Le problème de fond est que les experts s’appuient sur des données scientifiques alors que leurs opposants se fondent sur leur simple conviction, ce qui rend le dialogue impossible. S’y ajoute le rôle de certains médias, à la recherche de scoops, qui contribue à la désinformation.

    Tout a été aggravé par l'inscription du principe de précaution dans la constitution. L'idée relevait apparemment du bon sens. Il vaut mieux prévenir que guérir. Primum non nocere apprend-on aux étudiants en médecine. Cela va de soi. Fallait-il pour autant le graver dans la constitution, ce qui le rend quasiment irréversible ? Fait important : l’article 4 de la Constitution incriminé s’appliquait strictement à l'environnement. Malheureusement le principe a été étendu à bien d'autres domaines sans rapport avec l’environnement, particulièrement dans le champ de la santé. L'application sans discernement du principe de précaution conduit très souvent à des conséquences bien pires que celles des risques que l'on veut éviter. En outre, le principe de précaution est un obstacle majeur au progrès médical et scientifique. Dans le cas de la recherche thérapeutique, essentielle en médecine, la France a pris un grand retard en raison des nombreuses tracasseries administratives découlant du principe de précaution. 

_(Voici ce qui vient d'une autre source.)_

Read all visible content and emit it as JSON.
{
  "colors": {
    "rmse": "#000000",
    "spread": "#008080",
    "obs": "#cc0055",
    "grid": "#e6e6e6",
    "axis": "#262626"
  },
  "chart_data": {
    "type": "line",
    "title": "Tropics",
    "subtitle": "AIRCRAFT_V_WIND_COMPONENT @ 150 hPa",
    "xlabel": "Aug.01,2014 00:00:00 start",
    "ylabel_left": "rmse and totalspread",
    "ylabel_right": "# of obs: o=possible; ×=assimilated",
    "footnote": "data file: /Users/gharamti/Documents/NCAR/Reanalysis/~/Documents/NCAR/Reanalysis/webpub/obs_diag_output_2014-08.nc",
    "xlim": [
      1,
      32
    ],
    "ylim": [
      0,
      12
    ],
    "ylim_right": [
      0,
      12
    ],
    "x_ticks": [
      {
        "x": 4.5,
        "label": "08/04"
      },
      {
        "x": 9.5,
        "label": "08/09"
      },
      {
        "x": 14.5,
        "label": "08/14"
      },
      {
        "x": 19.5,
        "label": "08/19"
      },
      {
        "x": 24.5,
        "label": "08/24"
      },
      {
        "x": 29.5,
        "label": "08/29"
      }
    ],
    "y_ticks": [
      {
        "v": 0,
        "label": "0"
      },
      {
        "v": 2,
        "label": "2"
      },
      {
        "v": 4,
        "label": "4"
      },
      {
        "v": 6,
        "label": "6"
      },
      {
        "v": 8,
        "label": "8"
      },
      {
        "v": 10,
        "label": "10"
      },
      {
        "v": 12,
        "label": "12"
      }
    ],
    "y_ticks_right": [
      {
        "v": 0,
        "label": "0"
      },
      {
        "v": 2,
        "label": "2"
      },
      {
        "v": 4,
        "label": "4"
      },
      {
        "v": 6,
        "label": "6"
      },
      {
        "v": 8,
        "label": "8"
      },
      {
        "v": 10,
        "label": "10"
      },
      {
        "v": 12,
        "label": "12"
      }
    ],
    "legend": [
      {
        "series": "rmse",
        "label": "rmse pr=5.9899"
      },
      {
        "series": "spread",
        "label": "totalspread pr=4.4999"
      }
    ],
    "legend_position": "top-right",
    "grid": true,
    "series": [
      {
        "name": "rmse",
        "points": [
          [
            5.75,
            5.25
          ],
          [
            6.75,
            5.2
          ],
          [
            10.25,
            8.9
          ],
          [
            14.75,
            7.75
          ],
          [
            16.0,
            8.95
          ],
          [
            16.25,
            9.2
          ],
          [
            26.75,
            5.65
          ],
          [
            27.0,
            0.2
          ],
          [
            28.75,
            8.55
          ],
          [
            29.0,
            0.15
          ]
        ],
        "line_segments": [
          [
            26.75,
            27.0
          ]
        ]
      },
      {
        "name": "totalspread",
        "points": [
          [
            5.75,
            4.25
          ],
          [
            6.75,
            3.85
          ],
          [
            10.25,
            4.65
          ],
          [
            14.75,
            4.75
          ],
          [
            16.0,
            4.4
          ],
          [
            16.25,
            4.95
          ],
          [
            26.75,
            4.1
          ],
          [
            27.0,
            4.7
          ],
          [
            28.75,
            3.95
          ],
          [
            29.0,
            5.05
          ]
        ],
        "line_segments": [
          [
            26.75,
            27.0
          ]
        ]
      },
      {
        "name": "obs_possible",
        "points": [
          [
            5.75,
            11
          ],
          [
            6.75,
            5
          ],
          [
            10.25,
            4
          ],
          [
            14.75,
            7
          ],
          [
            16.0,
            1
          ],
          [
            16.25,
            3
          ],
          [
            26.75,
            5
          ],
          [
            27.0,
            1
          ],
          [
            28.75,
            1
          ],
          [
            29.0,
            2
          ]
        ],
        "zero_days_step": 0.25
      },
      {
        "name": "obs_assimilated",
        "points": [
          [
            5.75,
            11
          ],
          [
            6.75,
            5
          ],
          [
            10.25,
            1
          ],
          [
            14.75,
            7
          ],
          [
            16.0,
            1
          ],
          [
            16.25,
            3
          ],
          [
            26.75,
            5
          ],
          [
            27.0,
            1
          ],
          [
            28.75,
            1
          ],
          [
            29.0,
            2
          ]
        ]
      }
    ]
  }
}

    Le cas des OGM est particulièrement frappant. Des OGM sont ingérés par des centaines de millions d’individus dans le monde sans qu'il y ait la preuve du moindre effet secondaire, indépendamment des pesticides éventuellement utilisés conjointement à certains d’entre eux. Et pourtant l'attitude française, et dans une certaine mesure européenne, est d'accuser les OGM de nombreux maux touchant notamment la santé avec, en particulier, le risque d'allergies graves. Ces allergies n'ont pas été démontrées. Le risque de tumeur a aussi été évoqué sur la base d'expériences n’ayant aucune valeur statistique. Certains médias en firent une publicité considérable reconnue comme inappropriée par la totalité des autorités scientifiques, y compris l’Académie des sciences, qui fut la première, en commun avec 5 autres académies, à alerter l’opinion publique de cette grossière erreur. N’oublions pas que les OGM peuvent améliorer les rendements agricoles ce qui est capital dans certains pays déshérités. Ils peuvent aussi éviter des maladies graves, comme dans le cas du riz doré dans lequel est ajoutée par transgénèse de la vitamine A dont l’absence est à l'origine de cécité ou même de mortalité dans certains pays d'Asie comme la Malaisie.

    Au terme de cet exposé, certains d'entre vous peuvent s'effrayer des risques qu'ils encourent et auxquels ils ne pensaient peut-être pas. D'autres seront rassurés par les solutions que la médecine peut leur proposer. En tout état de cause, nous vivons au milieu des risques. Certains d’entre eux sont aujourd'hui incontournables. D'autres pourraient être évités si nous en avions la volonté. Tout pourrait changer si nous pouvions consacrer tous les moyens nécessaires à la recherche sur la prévention des risques, si nous pouvions mieux lutter contre la désinformation. 

    Une opportunité majeure est celle de l'éducation des jeunes. Un problème délicat, nous l'avons vu, en raison de la difficulté de les convaincre de l’existence d'un risque s’exprimant à long terme. Peut-être faut-il se focaliser sur le collège, à un moment où les enfants sont, en quelque sorte, à l’âge de grâce où ils sont déjà capables de comprendre et nous écoutent encore. 

    Il faut leur faire percevoir la primauté du réel sur le virtuel et de la responsabilité sur l’insouciance, en espérant que cela les préparera à faire prévaloir la rationalité sur la subjectivité mais aussi l'action sur la précaution.